Last week, the state Supreme Judicial Court ruled that the state Department of Revenue can’t make Massachusetts residents pay sales or use tax on tires bought in sales tax-free New Hampshire.

We hope the SJC doesn’t let another, potentially even more damaging DOR money grab get even that far. DOR has asked the SJC to review a case in which it argues that manufacturing companies are not entitled to the state’s sales and use tax exemption until they are actually manufacturing finished product.

This is a shortsighted to say the least. Under DOR’s thinking, a high-tech start-up company of the sort the state would like to attract would not qualify for the exemption at a most critical stage. It would be, as the state Appellate Tax Board ruled, “in a highly disadvantageous tax position.”

The Appellate Tax Board has already sided with Onex Communications, a Bedford company from which DOR tried to wrest nearly $140,000 for not paying sales and use taxes on equipment it bought for the research and development of the products it now manufactures.

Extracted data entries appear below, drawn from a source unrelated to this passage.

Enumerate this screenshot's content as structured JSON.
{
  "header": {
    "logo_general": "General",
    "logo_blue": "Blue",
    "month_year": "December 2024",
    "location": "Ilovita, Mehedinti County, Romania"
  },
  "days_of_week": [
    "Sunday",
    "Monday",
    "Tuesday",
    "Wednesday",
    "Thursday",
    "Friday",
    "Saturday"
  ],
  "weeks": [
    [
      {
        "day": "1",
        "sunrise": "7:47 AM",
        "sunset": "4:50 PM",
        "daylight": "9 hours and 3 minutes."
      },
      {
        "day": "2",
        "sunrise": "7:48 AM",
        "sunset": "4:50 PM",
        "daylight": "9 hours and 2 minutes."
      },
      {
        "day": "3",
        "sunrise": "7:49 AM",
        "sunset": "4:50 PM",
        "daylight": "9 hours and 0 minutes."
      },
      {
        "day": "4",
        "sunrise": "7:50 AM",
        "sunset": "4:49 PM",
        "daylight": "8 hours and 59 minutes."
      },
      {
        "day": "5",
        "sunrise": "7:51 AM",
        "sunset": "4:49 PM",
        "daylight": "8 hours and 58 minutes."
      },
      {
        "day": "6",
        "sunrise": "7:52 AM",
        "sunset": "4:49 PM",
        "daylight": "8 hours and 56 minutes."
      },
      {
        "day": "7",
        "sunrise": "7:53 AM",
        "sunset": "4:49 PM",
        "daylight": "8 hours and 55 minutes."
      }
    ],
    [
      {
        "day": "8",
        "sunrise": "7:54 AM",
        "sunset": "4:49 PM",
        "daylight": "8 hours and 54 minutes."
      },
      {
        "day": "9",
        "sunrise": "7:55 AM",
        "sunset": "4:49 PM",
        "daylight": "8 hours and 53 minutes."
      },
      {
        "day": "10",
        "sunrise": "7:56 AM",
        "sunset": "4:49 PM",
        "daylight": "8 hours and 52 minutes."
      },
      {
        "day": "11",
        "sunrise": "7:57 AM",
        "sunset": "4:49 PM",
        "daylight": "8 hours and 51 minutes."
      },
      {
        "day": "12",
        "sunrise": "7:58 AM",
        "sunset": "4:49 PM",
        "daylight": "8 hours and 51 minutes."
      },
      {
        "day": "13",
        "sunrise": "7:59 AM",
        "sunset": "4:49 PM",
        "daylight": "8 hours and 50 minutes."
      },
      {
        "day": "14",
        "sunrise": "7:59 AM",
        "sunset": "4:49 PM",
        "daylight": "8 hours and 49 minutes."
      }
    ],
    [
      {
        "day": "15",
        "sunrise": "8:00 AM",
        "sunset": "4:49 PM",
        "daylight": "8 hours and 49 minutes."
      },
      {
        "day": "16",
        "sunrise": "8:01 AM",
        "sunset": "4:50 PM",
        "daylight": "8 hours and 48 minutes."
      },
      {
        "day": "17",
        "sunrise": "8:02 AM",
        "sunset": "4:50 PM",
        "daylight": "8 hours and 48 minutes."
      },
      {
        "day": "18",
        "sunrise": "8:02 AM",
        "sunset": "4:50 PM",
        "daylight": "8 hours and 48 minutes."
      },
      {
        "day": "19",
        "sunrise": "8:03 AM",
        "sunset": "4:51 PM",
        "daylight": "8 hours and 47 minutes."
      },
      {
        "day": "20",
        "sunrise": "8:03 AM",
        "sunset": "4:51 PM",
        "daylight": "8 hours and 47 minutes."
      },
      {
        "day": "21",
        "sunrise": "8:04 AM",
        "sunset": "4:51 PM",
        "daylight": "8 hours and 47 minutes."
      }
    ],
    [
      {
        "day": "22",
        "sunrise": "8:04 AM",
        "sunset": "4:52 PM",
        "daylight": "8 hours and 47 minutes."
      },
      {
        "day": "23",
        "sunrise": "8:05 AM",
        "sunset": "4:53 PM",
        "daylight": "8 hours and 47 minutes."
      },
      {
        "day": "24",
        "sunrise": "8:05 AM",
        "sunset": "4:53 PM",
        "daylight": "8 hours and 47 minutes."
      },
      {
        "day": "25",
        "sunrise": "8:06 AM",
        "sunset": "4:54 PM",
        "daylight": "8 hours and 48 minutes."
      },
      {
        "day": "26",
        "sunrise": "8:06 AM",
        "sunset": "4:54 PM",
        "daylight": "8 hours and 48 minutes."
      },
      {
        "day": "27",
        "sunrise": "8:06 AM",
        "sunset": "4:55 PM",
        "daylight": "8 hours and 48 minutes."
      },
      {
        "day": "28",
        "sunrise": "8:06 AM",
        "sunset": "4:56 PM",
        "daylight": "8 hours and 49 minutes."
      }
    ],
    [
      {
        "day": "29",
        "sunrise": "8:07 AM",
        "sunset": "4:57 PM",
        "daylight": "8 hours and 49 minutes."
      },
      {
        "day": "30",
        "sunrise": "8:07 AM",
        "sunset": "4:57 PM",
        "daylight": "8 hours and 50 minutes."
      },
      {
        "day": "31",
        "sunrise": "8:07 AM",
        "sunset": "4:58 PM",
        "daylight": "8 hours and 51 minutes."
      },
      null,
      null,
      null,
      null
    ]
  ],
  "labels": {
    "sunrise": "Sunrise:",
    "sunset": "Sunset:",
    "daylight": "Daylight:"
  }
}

In its brief asking the SJC to consider the case, DOR tries to come across as the common sense party in the matter. But its argument that it’s too difficult to determine whether a company may actually one day manufacture something or if it’s just the elaborate daydream of some mad scientist rings hollow.

The department’s primary function is to audit taxpayers, and despite the fact that these audits can take months or even years, as was the case for Onex, DOR claims its auditors can’t determine which companies are using the manufacturers exemption to sales and use taxes for its intended purpose.

Yet, DOR managed to determine that Massachusetts residents had avoided more than $108,000 in sales and use taxes by purchasing tires at Town Fair Tire in New Hampshire.

It seems the DOR will go to great lengths to track down what it considers unpaid taxes. But when its argument is that manufacturers that should be exempt must pay sales and use tax because auditors can’t put the same muscle into determining who gets a break as they do into who’s cheating the system, the argument deserves to be disregarded.

Innovation may yet patch Massachusetts’ threadbare economy, but when DOR is willing to sacrifice that potential in order to scrape a few dollars into the state’s revenue column, it jeopardizes any effort made to attract innovative enterprise to the state.